Art. 41. O Poder Executivo adotará mecanismos de incentivo às cooperativas e associações, para viabilizar a criação, a manutenção e o desenvolvimento do sistema associativo e cooperativo no Município através de:

 

I – estímulo à inclusão do estudo do cooperativismo e associativismo na rede municipal de ensino público e particular, visando ao fortalecimento da cultura do empreendedorismo como forma de despertar novos empresários de negócios para a geração de renda e trabalho.

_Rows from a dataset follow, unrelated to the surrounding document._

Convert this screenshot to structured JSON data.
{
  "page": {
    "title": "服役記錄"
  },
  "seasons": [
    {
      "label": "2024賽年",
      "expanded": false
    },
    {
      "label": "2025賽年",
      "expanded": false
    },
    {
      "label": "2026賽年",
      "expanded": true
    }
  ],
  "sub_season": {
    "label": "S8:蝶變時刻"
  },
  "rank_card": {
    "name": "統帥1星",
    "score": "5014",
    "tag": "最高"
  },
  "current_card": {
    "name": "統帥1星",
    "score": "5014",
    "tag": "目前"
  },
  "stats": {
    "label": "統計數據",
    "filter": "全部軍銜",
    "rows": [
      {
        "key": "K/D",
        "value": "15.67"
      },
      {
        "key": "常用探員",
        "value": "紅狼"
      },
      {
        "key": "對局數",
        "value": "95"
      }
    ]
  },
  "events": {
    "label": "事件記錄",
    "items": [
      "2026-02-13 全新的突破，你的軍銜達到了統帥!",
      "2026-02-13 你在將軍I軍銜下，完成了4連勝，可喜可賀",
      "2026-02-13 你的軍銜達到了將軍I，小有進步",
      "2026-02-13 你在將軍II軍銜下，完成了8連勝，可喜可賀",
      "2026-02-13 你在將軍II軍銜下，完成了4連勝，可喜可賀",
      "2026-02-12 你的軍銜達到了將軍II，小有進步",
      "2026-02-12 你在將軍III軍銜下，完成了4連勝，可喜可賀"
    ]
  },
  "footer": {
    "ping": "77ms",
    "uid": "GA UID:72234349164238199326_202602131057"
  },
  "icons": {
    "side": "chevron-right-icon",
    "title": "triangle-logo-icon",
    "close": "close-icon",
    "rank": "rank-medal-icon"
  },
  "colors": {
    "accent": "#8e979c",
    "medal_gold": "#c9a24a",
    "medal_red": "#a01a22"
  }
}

II – estímulo à forma cooperativa de organização social, econômica e cultural nos diversos ramos de atuação, com base nos princípios gerais do associativismo e na legislação vigente;

III – estabelecimento de mecanismos de triagem e qualificação da informalidade, para implementação de associações e sociedades cooperativas de trabalho, visando à inclusão da população do município no mercado produtivo fomentando alternativas para a geração de trabalho e renda;

IV – criação de instrumentos específicos de estímulo à atividade associativa e cooperativa destinadas à exportação;

V – cessão de bens e imóveis do município.

 

 

Art. 42. É concedido parcelamento, em até 60 (sessenta) parcelas mensais e sucessivas, dos débitos relativos ao ISSQN e aos demais débitos com o município, de responsabilidade da microempresa ou empresa de pequeno porte e de seu titular ou sócio, relativos a fatos geradores ocorridos até 31 de Dezembro de 2009.

 

§ 1º O valor mínimo da parcela mensal será de R$ 50,00 (cinquenta reais).

 

§ 2º Esse parcelamento alcança inclusive débitos inscritos em dívida ativa.

 

§ 3º O parcelamento deverá ser requerido e protocolizado através da Central de Atendimento da Prefeitura.

 

§ 4º A inadimplência de 05 (cinco) parcelas consecutivas, ou não, é causa de rescisão dos efeitos do parcelamento, mediante notificação.

 

§ 5º As parcelas serão atualizadas monetariamente, anualmente, com base nos índices utilizados pela Prefeitura.

 

Art. 43. Fica instituído o “Dia Municipal da Micro e Pequena Empresa do Micro Empreendedor Individual e do Desenvolvimento”, que será comemorado em 5 de outubro de cada ano.

 

Parágrafo único. Nesse dia, serão realizadas comemorações, voltadas para debates, palestras, exposições e conferencias em que serão ouvidas lideranças empresariais, contabilistas e discutidas propostas de fomento aos pequenos negócios e melhorias da legislação específica.

 

Art. 44. Fica a Prefeitura autorizada, através da Coordenadoria de Desenvolvimento da Indústria Comércio e Abastecimento, a elaborar cartilha para ampla divulgação dos benefícios e vantagens instituídos por esta Lei, especialmente visando à formalização dos empreendimentos informais estimulando a legalização.

 

Art. 45. A Administração Pública Municipal, como forma de estimular a criação de novas micros e pequenas empresas no município, bem como micro empreendedores individuais e promover o seu desenvolvimento, incentivará a criação de programas de específicos de atração de novas empresas de forma direta ou em parceria com outras entidades públicas ou privadas.

 

Art. 46. Para aplicação das disposições contidas nesta Lei, aplicam-se todos os dispositivos incluídos na Lei Municipal nº 2.239, de 17 de Setembro de 2007, que instituiu no Município de Nova Odessa o tratamento diferenciado e favorecido às microempresas e empresas de pequeno porte, conforme disposto na Lei Complementar Federal nº 123, de 14 de dezembro de 2006.

 

Art. 47. Esta lei entra em vigor na data de sua publicação.

 

Art. 48. Revogam-se as demais disposições em contrário.

 

 

Prefeitura Municipal de Nova Odessa em 14 de Maio de 2010.

 

 

MANOEL SAMARTIN

Prefeito Municipal

 

 

A presente Lei foi publicada em 20.05.2010, sendo fixada na sede desta Prefeitura, conforme art. 77. Da Lei Orgânica do Município.

 

 

Este texto não substitui o publicado e arquivado pela Câmara Municipal.